Secondly, I ignored Occam’s Razor that the simplest solution is often the right solution.
While I’m writing about my truck door, this story also applies to our current politics and the Biden Crime Family saga. Like I put up with my truck door, America has been putting up with Joe Biden for half a century, comfortable with the workarounds. Now the problem has begun to impact us daily, and yet many Americans can’t see that Biden has more than a few screws loose.
The Harvard Law grads who have climbed aboard the Deny and Grift Express in Congress are ignoring Friar Occam’s razor when faced with the overwhelming preponderance of evidence that Joe and the Biden clan are thick as thieves, and as a matter of fact, are actual thieves.
We need to stop and fix it. It’s not that hard. Joey’s got to go, and as a matter of fact, we cannot accept any Democrat in any position of power.
uh-huh.
Now Who is going to bell the cat?
Now that bells have been outlawed and are no longer produced,
Cats have taken over the village, and every door is a mousetrap.

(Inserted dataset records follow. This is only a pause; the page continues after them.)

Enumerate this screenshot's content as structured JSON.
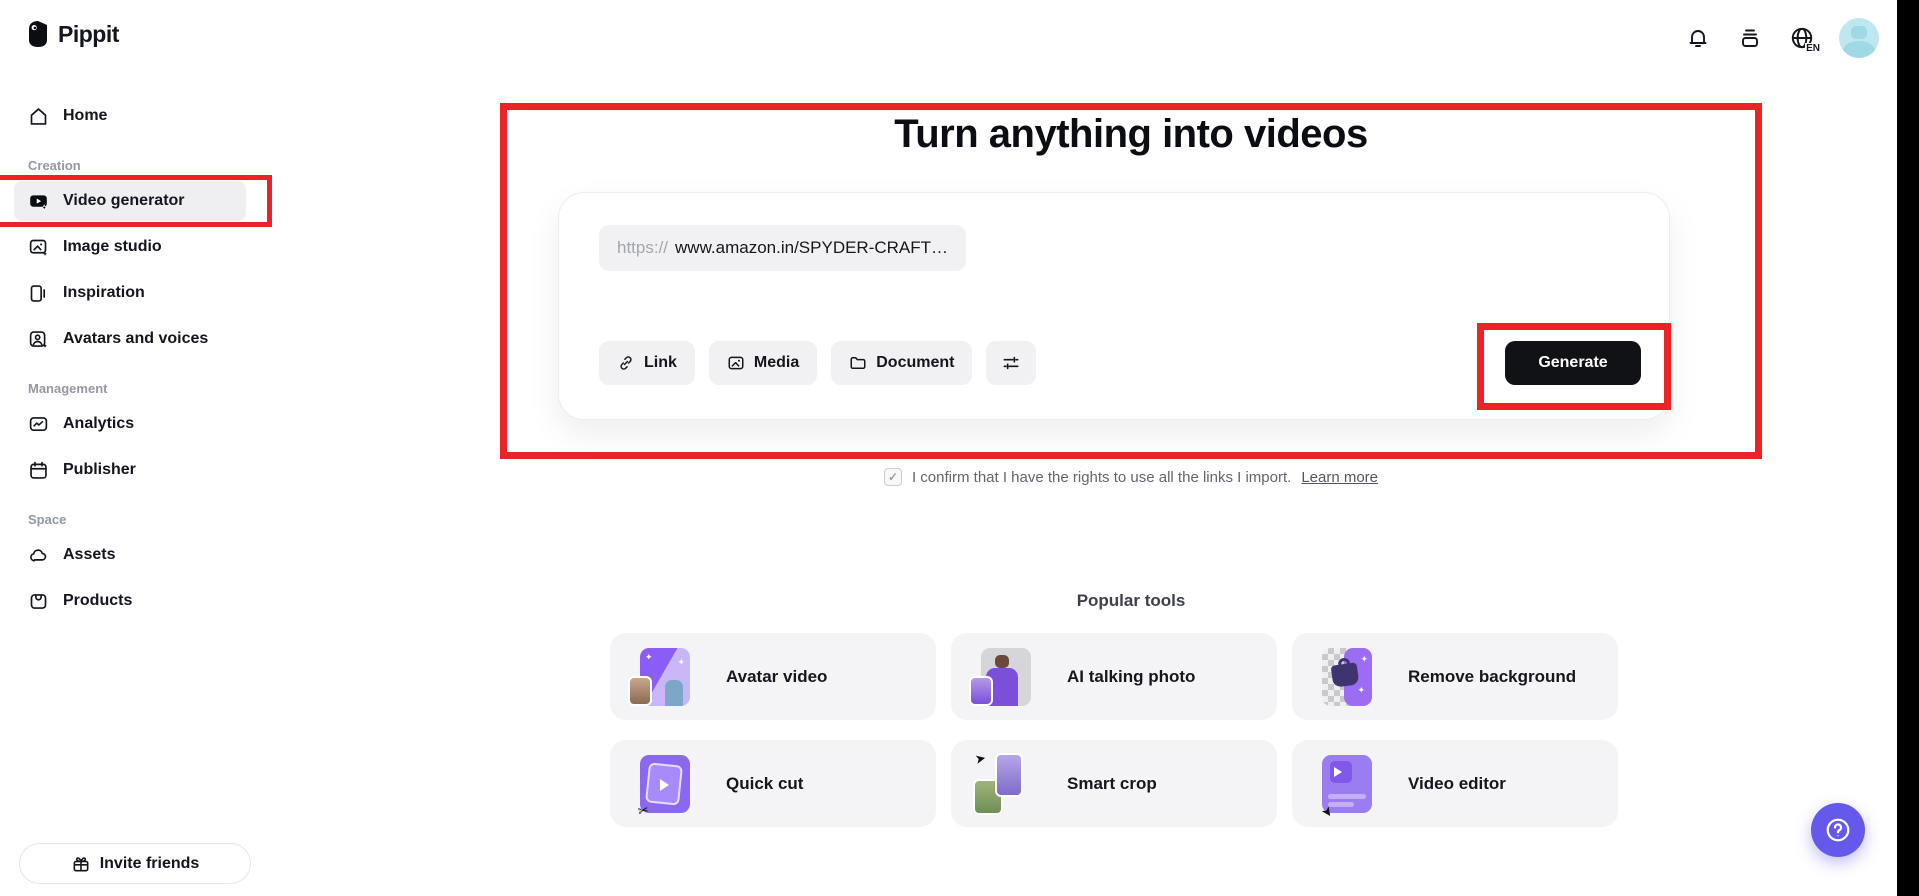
{
  "brand": {
    "name": "Pippit"
  },
  "header": {
    "icons": [
      "notifications",
      "workspace",
      "language",
      "account"
    ],
    "language": "EN"
  },
  "sidebar": {
    "home": {
      "label": "Home"
    },
    "sections": [
      {
        "title": "Creation",
        "items": [
          {
            "label": "Video generator",
            "active": true,
            "annotated": true
          },
          {
            "label": "Image studio"
          },
          {
            "label": "Inspiration"
          },
          {
            "label": "Avatars and voices"
          }
        ]
      },
      {
        "title": "Management",
        "items": [
          {
            "label": "Analytics"
          },
          {
            "label": "Publisher"
          }
        ]
      },
      {
        "title": "Space",
        "items": [
          {
            "label": "Assets"
          },
          {
            "label": "Products"
          }
        ]
      }
    ],
    "invite_label": "Invite friends"
  },
  "main": {
    "title": "Turn anything into videos",
    "input": {
      "url_prefix": "https://",
      "url_value": "www.amazon.in/SPYDER-CRAFT…"
    },
    "toolbar": {
      "link_label": "Link",
      "media_label": "Media",
      "document_label": "Document",
      "settings_icon": "sliders",
      "generate_label": "Generate"
    },
    "consent": {
      "checked": true,
      "text": "I confirm that I have the rights to use all the links I import.",
      "link_label": "Learn more"
    }
  },
  "popular_tools": {
    "title": "Popular tools",
    "items": [
      {
        "label": "Avatar video"
      },
      {
        "label": "AI talking photo"
      },
      {
        "label": "Remove background"
      },
      {
        "label": "Quick cut"
      },
      {
        "label": "Smart crop"
      },
      {
        "label": "Video editor"
      }
    ]
  },
  "colors": {
    "annotation_red": "#ec2227",
    "accent_purple": "#6459ea",
    "thumb_purple": "#8b5cf6",
    "avatar_teal": "#bfe7f0",
    "button_black": "#111215"
  }
}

It's a sad fact that as we get old(er) we tend to think of problems as harder to fix than they actually are. We look for complexity that maybe isn't there. Contrast this with a younger generation, in their optimistic naivete, that perhaps doesn't appreciate the complexity that IS there. We have a government that has evolved and metastasized to avoid accountability, turning relatively "easy" solutions into incredibly complex patchworks of laws, regulations and bureaucracy. Imagine an Intergovernmental Task Force assigned to fix your door latch - the result would have been "new rules" for car manufacturers that forced redesigns and added complexity. And your door still wouldn't work.